TOKYO: Tokyo stocks dropped on Monday with investor sentiment weighed down by political uncertainty with a cronyism scandal denting the approval rating of Prime Minister Shinzo Abe’s cabinet.
The benchmark Nikkei 225 index fell 0.90 percent or 195.61 points to close at 21,480.90, while the broader Topix index was down 0.96 percent or 16.66 points at 1,719.97.
Abe and his Finance Minister Taro Aso have been in hot water in recent weeks amid a scandal over the cut-price sale of government land to an Abe supporter to open an elementary school.
The finance ministry has admitted to altering documents related to the deal.
“There are growing voices that Abe and Aso should be held responsible,” said Masayuki Kubota, chief strategist at Rakuten Securities.

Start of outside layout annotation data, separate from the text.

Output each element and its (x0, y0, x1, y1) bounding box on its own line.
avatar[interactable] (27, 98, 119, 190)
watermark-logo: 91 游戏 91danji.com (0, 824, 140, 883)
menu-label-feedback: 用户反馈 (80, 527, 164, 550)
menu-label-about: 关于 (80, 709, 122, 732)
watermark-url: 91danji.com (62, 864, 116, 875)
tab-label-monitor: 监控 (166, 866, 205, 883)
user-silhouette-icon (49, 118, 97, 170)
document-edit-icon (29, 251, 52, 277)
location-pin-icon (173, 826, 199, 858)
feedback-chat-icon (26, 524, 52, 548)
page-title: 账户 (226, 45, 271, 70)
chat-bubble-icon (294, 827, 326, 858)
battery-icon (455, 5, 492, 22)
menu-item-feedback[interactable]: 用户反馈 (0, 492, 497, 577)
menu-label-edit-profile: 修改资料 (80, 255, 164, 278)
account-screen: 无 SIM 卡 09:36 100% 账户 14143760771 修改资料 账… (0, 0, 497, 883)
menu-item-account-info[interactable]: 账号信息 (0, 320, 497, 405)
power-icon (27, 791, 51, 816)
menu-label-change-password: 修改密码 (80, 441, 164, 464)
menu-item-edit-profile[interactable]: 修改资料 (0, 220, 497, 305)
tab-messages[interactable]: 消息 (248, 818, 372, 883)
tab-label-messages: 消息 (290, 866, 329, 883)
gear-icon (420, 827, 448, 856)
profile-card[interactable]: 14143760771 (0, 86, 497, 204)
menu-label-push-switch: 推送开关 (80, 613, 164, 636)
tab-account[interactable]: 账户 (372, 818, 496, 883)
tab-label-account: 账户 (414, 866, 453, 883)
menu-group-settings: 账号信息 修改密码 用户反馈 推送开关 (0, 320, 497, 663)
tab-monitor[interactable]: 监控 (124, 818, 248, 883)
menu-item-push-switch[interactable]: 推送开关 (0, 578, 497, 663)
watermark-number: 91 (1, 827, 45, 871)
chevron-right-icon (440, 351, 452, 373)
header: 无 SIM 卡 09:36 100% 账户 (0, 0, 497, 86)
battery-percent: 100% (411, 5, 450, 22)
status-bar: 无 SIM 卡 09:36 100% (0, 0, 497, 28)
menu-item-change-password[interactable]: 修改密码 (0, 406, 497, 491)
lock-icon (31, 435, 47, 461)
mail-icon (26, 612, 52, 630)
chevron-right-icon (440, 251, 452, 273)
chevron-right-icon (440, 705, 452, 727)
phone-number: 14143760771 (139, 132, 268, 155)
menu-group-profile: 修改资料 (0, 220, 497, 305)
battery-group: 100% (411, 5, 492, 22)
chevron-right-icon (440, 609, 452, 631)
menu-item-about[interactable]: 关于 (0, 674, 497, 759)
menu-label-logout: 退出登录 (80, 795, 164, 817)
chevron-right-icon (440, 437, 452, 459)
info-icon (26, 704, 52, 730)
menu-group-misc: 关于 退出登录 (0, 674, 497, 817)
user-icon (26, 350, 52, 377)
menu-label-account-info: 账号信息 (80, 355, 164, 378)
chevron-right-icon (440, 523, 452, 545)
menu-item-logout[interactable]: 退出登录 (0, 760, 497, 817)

“Various polls have shown his cabinet approval rating plunging and the stable base of the Abe administration is wobbling,” he said in a commentary.
A weekend poll by the Asahi Shimbun daily found public support nosediving by 13 percentage points from a month ago to 31 percent, the lowest since Abe took power in December 2012.
Facing a grilling in a parliamentary hearing on Monday, Abe denied any involvement in the land deal or the alteration of the documents.
Toshikazu Horiuchi, a broker at IwaiCosmo Securities, said the controversy was expected to continue hurting market sentiment for now, saying: “It’s unlikely we will see the scandal disappearing tomorrow.”
Kubota at Rakuten also said another concern for the stock market was a persistently weak dollar on fears of a trade war following US President Donald Trump’s tariff plans and political uncertainty both in Japan and the United States.
The yen often draws safe-haven buying in times of uncertainty but a stronger currency hurts the nation’s exports.
The dollar was trading at 105.76 yen against 105.97 yen in New York on Friday.
Banks were lower as Mitsubishi UFJ Financial plunged 1.49 percent to 706.3 yen with Sumitomo Mitsui down 0.78 percent at 4,525 yen.
Toyota lost 0.82 percent to 6,827 yen and Honda dropped 1.06 percent to 3,639 yen, while Nintendo sank 1.36 percent to 48,320 yen with Sony down 4.22 percent at 5,144 yen.